Redefining Generalization in Visual Domains: A Two-Axis Framework for Fake Image Detection with FusionDetect
Amirtaha Amanzadi , Zahra Dehghanian , Hamid Beigy , Hamid R. Rabiee
Published on arXiv
2510.05740
Output Integrity Attack
OWASP ML Top 10 — ML09
Key Finding
FusionDetect outperforms its closest competitor by +3.87% accuracy and +6.13% average precision on established benchmarks, and gains +4.48% accuracy on the new OmniGen cross-domain benchmark.
FusionDetect
Novel technique introduced
The rapid development of generative models has made it increasingly crucial to develop detectors that can reliably detect synthetic images. Although most of the work has now focused on cross-generator generalization, we argue that this viewpoint is too limited.

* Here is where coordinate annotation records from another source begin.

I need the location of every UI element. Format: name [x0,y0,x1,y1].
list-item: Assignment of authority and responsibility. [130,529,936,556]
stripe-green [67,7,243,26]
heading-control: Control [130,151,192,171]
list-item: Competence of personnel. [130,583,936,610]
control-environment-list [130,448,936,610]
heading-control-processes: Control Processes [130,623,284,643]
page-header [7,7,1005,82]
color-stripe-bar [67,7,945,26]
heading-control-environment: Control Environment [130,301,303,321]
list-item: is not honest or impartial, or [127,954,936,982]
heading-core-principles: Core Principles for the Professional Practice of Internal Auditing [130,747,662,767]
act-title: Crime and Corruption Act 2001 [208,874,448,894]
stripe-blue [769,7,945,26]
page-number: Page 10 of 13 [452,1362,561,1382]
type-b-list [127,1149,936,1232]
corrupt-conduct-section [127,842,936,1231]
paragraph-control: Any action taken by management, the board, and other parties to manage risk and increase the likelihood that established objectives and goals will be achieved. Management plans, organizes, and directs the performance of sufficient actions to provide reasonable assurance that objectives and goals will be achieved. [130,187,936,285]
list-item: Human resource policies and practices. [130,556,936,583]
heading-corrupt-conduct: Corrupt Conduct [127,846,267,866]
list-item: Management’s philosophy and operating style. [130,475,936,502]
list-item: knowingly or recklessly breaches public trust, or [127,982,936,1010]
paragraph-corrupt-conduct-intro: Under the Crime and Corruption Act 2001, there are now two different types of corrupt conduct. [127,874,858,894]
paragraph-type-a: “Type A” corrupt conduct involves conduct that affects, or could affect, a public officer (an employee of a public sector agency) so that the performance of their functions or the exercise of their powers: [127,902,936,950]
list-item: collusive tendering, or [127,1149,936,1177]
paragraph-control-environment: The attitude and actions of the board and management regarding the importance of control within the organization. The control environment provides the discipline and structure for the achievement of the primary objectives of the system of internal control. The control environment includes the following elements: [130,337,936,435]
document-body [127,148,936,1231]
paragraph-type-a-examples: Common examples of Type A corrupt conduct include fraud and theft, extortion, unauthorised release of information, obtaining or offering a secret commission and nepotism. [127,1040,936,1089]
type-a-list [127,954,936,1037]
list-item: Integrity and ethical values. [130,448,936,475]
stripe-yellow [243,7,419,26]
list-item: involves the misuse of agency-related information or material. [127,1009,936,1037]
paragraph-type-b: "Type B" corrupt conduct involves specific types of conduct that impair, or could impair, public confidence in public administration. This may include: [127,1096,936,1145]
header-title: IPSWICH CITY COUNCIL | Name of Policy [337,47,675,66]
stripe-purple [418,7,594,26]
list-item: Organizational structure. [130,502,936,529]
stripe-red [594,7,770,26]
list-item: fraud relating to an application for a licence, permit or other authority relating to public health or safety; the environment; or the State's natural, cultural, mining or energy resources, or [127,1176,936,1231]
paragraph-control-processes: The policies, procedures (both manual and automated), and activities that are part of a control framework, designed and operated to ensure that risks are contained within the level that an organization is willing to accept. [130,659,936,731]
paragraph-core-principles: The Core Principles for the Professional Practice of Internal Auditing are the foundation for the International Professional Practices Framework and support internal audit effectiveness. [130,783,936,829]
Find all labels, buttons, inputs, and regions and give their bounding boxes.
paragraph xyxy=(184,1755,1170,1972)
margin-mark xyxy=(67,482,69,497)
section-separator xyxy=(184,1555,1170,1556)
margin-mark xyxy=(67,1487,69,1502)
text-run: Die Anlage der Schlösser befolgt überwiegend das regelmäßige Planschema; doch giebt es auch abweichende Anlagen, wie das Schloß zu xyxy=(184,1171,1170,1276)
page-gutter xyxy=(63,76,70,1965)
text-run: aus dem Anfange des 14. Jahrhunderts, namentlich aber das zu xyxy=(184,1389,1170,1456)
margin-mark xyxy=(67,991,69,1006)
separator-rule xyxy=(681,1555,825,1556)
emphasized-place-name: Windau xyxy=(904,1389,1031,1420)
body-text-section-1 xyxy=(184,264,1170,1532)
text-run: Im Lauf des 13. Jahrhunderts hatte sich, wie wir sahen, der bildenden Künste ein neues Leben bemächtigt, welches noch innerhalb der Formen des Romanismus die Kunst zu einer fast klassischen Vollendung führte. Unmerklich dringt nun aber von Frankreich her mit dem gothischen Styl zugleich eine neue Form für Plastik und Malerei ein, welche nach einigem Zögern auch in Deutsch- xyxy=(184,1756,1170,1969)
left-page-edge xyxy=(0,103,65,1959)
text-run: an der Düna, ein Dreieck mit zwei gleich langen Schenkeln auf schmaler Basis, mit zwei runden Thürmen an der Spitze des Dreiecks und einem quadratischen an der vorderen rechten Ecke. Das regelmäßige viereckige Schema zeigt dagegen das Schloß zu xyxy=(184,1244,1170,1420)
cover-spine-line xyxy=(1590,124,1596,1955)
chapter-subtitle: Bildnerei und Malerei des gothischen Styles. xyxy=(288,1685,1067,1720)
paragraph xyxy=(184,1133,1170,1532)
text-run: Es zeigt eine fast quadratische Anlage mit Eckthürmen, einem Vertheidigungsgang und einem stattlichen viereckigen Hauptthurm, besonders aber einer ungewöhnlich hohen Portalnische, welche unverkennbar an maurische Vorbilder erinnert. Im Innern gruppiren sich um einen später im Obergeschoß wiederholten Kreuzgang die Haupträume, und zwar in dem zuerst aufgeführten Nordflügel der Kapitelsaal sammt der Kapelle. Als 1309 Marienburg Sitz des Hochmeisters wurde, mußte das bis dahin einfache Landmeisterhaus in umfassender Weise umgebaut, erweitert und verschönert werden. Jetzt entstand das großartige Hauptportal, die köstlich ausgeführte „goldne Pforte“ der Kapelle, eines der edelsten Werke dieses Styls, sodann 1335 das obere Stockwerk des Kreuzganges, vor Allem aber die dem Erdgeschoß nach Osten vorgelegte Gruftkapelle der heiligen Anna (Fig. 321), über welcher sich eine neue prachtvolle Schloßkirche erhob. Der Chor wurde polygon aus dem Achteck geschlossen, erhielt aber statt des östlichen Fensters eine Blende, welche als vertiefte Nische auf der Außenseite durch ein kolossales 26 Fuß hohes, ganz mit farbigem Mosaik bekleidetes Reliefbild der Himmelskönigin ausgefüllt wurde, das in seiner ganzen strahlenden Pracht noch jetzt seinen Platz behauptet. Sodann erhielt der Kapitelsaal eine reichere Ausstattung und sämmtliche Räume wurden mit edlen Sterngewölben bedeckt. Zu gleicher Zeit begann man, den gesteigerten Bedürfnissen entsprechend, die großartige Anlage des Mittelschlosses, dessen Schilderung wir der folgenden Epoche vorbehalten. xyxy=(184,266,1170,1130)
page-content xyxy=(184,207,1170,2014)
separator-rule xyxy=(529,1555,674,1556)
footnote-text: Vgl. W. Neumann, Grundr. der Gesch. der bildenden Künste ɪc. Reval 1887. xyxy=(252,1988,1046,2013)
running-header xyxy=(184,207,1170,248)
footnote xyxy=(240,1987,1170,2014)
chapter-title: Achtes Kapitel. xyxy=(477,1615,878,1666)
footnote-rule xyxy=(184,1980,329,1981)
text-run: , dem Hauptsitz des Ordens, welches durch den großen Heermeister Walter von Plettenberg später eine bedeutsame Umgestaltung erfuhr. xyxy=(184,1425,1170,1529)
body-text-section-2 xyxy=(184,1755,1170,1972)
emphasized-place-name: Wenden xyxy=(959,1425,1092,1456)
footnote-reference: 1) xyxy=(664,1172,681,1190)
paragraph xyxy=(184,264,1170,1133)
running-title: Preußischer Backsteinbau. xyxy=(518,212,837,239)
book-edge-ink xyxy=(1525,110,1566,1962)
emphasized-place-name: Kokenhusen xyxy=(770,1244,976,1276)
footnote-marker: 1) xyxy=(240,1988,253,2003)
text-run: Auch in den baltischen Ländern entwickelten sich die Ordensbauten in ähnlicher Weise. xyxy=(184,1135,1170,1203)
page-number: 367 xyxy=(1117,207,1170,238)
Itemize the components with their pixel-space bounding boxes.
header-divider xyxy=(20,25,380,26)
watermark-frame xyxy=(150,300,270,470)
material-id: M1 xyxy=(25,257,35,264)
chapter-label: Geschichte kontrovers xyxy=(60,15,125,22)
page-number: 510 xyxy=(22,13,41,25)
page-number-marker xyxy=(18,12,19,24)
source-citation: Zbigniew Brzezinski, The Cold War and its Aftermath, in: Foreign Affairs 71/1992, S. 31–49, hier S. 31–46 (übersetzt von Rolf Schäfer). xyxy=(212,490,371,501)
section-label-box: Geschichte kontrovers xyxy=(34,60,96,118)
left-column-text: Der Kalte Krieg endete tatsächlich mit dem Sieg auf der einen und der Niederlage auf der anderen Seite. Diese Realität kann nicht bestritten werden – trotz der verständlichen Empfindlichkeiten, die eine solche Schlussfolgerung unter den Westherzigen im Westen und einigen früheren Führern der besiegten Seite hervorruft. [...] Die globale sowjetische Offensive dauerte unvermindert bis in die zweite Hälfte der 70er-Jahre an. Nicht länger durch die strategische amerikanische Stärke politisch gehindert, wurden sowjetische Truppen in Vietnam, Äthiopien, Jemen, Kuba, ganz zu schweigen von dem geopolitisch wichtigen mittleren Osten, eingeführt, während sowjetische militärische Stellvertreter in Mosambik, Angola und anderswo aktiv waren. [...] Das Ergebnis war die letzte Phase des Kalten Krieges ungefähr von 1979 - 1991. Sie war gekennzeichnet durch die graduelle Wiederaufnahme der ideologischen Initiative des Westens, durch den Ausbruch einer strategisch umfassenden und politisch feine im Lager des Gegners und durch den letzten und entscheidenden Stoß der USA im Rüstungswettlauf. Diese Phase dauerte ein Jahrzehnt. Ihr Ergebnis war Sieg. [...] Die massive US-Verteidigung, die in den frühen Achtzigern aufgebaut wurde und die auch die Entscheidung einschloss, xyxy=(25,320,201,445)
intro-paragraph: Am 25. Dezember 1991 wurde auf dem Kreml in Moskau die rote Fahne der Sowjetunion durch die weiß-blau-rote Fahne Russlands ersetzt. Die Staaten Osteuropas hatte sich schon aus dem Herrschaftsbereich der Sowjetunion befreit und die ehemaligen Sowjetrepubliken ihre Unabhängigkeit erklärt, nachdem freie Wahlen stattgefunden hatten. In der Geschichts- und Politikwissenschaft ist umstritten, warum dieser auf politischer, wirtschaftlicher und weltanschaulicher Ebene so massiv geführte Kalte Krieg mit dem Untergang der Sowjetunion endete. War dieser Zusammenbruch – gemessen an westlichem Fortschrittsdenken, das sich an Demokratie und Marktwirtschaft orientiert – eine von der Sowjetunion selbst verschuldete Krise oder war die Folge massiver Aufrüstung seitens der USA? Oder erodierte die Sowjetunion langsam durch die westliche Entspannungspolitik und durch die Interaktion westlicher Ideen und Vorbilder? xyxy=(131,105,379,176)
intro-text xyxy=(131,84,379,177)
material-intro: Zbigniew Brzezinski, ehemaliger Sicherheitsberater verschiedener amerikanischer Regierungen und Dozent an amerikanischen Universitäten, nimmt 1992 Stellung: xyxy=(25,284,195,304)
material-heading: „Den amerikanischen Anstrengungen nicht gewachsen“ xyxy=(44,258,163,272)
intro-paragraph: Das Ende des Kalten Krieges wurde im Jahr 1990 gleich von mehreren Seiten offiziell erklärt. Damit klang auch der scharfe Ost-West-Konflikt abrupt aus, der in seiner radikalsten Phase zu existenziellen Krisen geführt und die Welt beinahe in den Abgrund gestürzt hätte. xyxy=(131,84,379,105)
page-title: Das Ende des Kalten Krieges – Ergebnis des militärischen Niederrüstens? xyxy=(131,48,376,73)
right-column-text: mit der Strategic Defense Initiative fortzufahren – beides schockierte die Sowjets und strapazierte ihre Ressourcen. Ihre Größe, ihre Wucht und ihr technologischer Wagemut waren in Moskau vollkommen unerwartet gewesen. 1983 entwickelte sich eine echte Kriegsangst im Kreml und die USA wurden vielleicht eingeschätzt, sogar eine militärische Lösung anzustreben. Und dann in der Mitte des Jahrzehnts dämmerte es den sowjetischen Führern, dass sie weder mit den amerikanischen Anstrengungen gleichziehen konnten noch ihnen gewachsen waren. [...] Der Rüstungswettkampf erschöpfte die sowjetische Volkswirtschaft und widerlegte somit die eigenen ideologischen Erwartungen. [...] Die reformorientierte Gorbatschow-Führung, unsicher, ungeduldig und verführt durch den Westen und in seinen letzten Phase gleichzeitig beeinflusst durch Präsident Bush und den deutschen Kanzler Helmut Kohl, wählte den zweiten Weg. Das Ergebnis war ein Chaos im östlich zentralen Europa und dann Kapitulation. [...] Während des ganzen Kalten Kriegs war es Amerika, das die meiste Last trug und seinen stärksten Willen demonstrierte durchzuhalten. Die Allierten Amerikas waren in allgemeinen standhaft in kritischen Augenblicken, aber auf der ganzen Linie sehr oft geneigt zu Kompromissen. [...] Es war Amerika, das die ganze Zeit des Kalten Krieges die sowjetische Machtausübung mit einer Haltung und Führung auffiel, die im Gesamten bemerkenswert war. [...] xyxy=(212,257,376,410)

Detecting synthetic images involves another equally important challenge: generalization across visual domains. To bridge this gap,we present the OmniGen Benchmark. This comprehensive evaluation dataset incorporates 12 state-of-the-art generators, providing a more realistic way of evaluating detector performance under realistic conditions. In addition, we introduce a new method, FusionDetect, aimed at addressing both vectors of generalization. FusionDetect draws on the benefits of two frozen foundation models: CLIP & Dinov2. By deriving features from both complementary models,we develop a cohesive feature space that naturally adapts to changes in both thecontent and design of the generator. Our extensive experiments demonstrate that FusionDetect delivers not only a new state-of-the-art, which is 3.87% more accurate than its closest competitor and 6.13% more precise on average on established benchmarks, but also achieves a 4.48% increase in accuracy on OmniGen,along with exceptional robustness to common image perturbations. We introduce not only a top-performing detector, but also a new benchmark and framework for furthering universal AI image detection. The code and dataset are available at http://github.com/amir-aman/FusionDetect
Key Contributions
- FusionDetect: a novel AI-generated image detector fusing CLIP (semantic) and DINOv2 (structural/textural) frozen foundation model features to generalize across both generators and visual domains
- OmniGen Benchmark: a new evaluation dataset spanning 12 SOTA generators designed to test cross-generator and cross-visual-domain generalization simultaneously
- Two-axis generalization framework that extends the conventional cross-generator axis with a second, cross-visual-domain axis for more realistic detector evaluation
🛡️ Threat Analysis
FusionDetect is a novel AI-generated image detection architecture — directly addressing output integrity and content authenticity (detecting synthetic images from 12 SOTA generators). OmniGen Benchmark evaluates detectors across cross-generator and cross-visual-domain axes. Both contributions squarely target ML09: authenticating and verifying the provenance of AI-generated content.